Doğadaki canlılardan özellikle insanlar, dünya yüzeyine düzensiz bir şekilde dağılmış su kaynaklarını hızla kirleterek kullanılabilirlik olasılığını azaltmaktadır. Kullanılabilir suyun doğada bulunuşu zamana ve mekâna göre büyük değişiklikler gösterir. Bu nedenle yeryüzündeki sular deniz suyu ve tatlı su olmak üzere ikiye ayrılır. Dünyadaki su kaynaklarının çok büyük bir kısmı okyanus ve denizlerde yer alır. Dünyadaki tatlı su kaynakları değerlendirildiğinde, yeraltı sularının tatlı su kaynaklarının %75 ini oluşturduğu söylenebilir. Yeraltı suları, kullanılabilir su kaynaklarının tamamını oluşturur: Yeraltı suları %95 Göller ve nehirler %3,5 Toprağın nemi %1,5 Su kaynakları genel anlamda dört farklı gurupta sınıflandırılabilir. Yüzey suları: Göl, nehir, çay, deniz ve okyanuslar Atmosferik sular: Kar, dolu ve yağmur Yeraltı suları Kozmik sular: Uzaydan meteoritlerle gelen sular
Suyun atmosfer, karalar ve okyanuslar arasındaki döngüsüne su döngüsü denir. Su döngüsü güneş enerjisiyle desteklenen açık bir sistemdir. Yeryüzündeki suyun büyük bir kısmını buzullar, okyanuslar, denizler, göller ve nehirler oluşturur. Su döngüsü sırasında aşağıda belirtilen olaylar meydana gelir; Su, güneş ışınlarının etkisi ile denizler, göller ve nehirlerden buharlaşarak atmosfere geçer. avadaki su buharı yoğunlaşıp soğuyarak bulutları meydana getirir. Bulutlar belli bir soğuma oranına ulaştığında yağmur, kar ve dolu şeklinde yeryüzüne yağış olarak düşer. Yeryüzüne düşen suyun bir kısmı deniz, göl ve akarsulara karışırken bir kısmı da topraktan süzülerek yeraltı sularına karışır. Su döngüsü Bitkilerde fotosentez ve terleme etkinliğiyle su döngüsünün meydana gelmesine katkıda bulunmaktadır.
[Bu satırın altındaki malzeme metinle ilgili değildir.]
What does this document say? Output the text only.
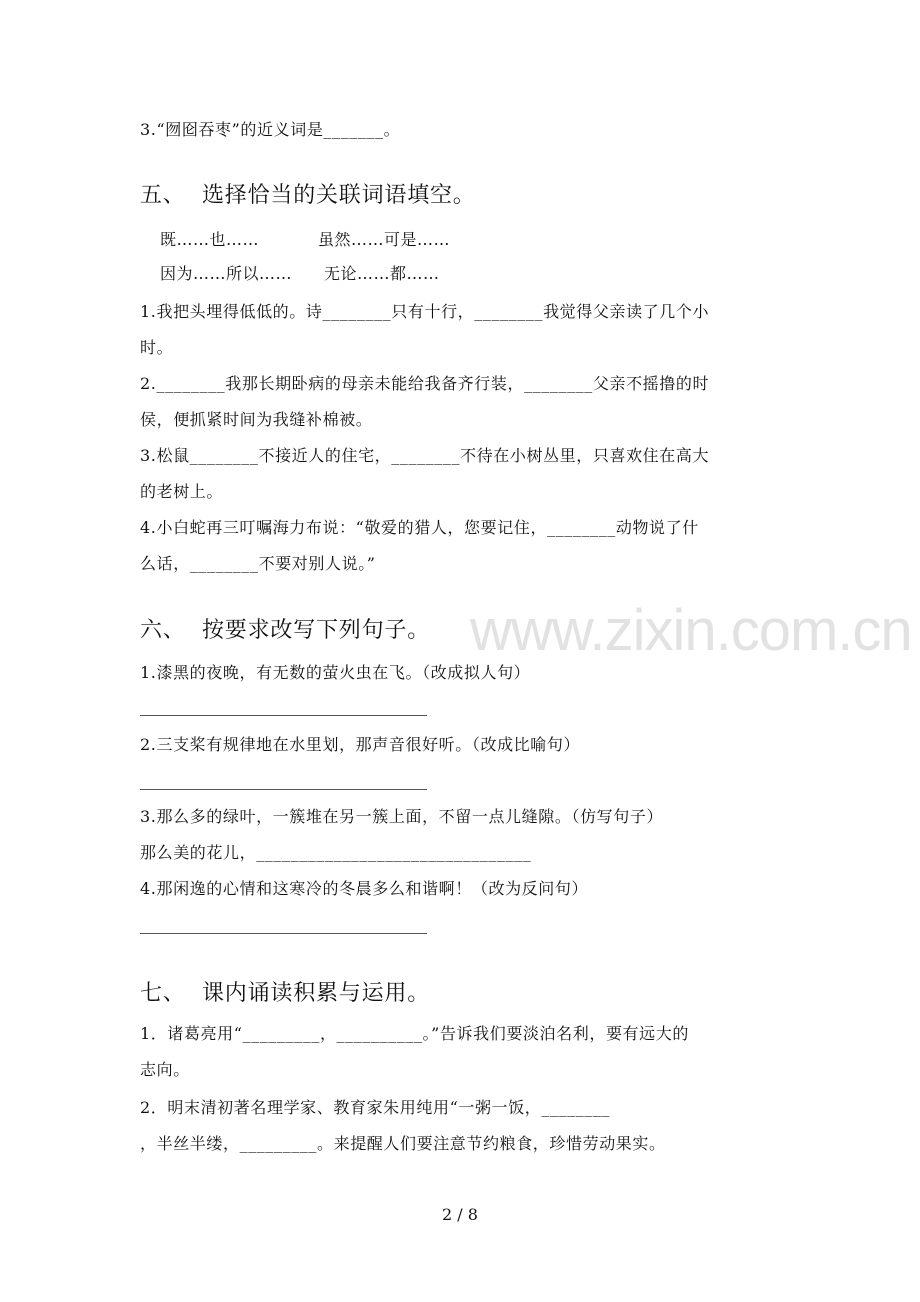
www.zixin.com.cn
3.“囫囵吞枣”的近义词是_______。
五、 选择恰当的关联词语填空。
既……也……	虽然……可是……
因为……所以…… 无论……都……
1.我把头埋得低低的。诗________只有十行，________我觉得父亲读了几个小
时。
2.________我那长期卧病的母亲未能给我备齐行装，________父亲不摇撸的时
侯，便抓紧时间为我缝补棉被。
3.松鼠________不接近人的住宅，________不待在小树丛里，只喜欢住在高大
的老树上。
4.小白蛇再三叮嘱海力布说：“敬爱的猎人，您要记住，________动物说了什
么话，________不要对别人说。”
六、 按要求改写下列句子。
1.漆黑的夜晚，有无数的萤火虫在飞。（改成拟人句）
2.三支桨有规律地在水里划，那声音很好听。（改成比喻句）
3.那么多的绿叶，一簇堆在另一簇上面，不留一点儿缝隙。（仿写句子）
那么美的花儿，________________________________
4.那闲逸的心情和这寒冷的冬晨多么和谐啊！（改为反问句）
七、 课内诵读积累与运用。
1．诸葛亮用“_________，__________。”告诉我们要淡泊名利，要有远大的
志向。
2．明末清初著名理学家、教育家朱用纯用“一粥一饭，________
，半丝半缕，_________。来提醒人们要注意节约粮食，珍惜劳动果实。
2 / 8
Su döngüsü, suyun devamlı olarak yeryüzü ve atmosfer arasında sıvı halden gaz hale ve gazdan sıvı hale dönüşmesi olayıdır. Günümüzde suyun tasarruflu kullanılması büyük önem taşımaktadır. Suyu doğru kullanarak binlerce ton su tasarrufu sağlanabileceği bir gerçektir. Evlerde musluğu açık bırakmamak, bulaşıkları elde değil makinelerde yıkamak, diş fırçalarken ya da el yıkarken musluğu kapamak, bozuk muslukları tamir etmek/ettirmek su tasarrufu konusunda farkındalık oluşturmamız gereken alışkanlıklardır. Dünya nüfusunun hızla çoğalması, buna karşılık su kaynaklarının sabit kalması nedeniyle dünya nüfusunun %20 si yeterli içme suyundan mahrumdur. 2050 yılında dünya nüfusunun %40 ının su kıtlığı çekeceği tahminler arasındadır.
Su Tasarrufu Yapmak İçin;
– Dişleri fırçalarken suyu akar durumda bırakmamak
– Bozuk muslukları tamir ettirmek
– Çamaşır makinesini tamamen dolduğunda çalıştırmak
– Daha kısa sürede duş yapmak
– Yağmur suyu birikimi yapmak gerekir.
Doğanın yeniden su üretemeyeceği, geri dönüşen suyun milyonlarca yıl önceki suyun aynısı olduğu unutulmamalıdır.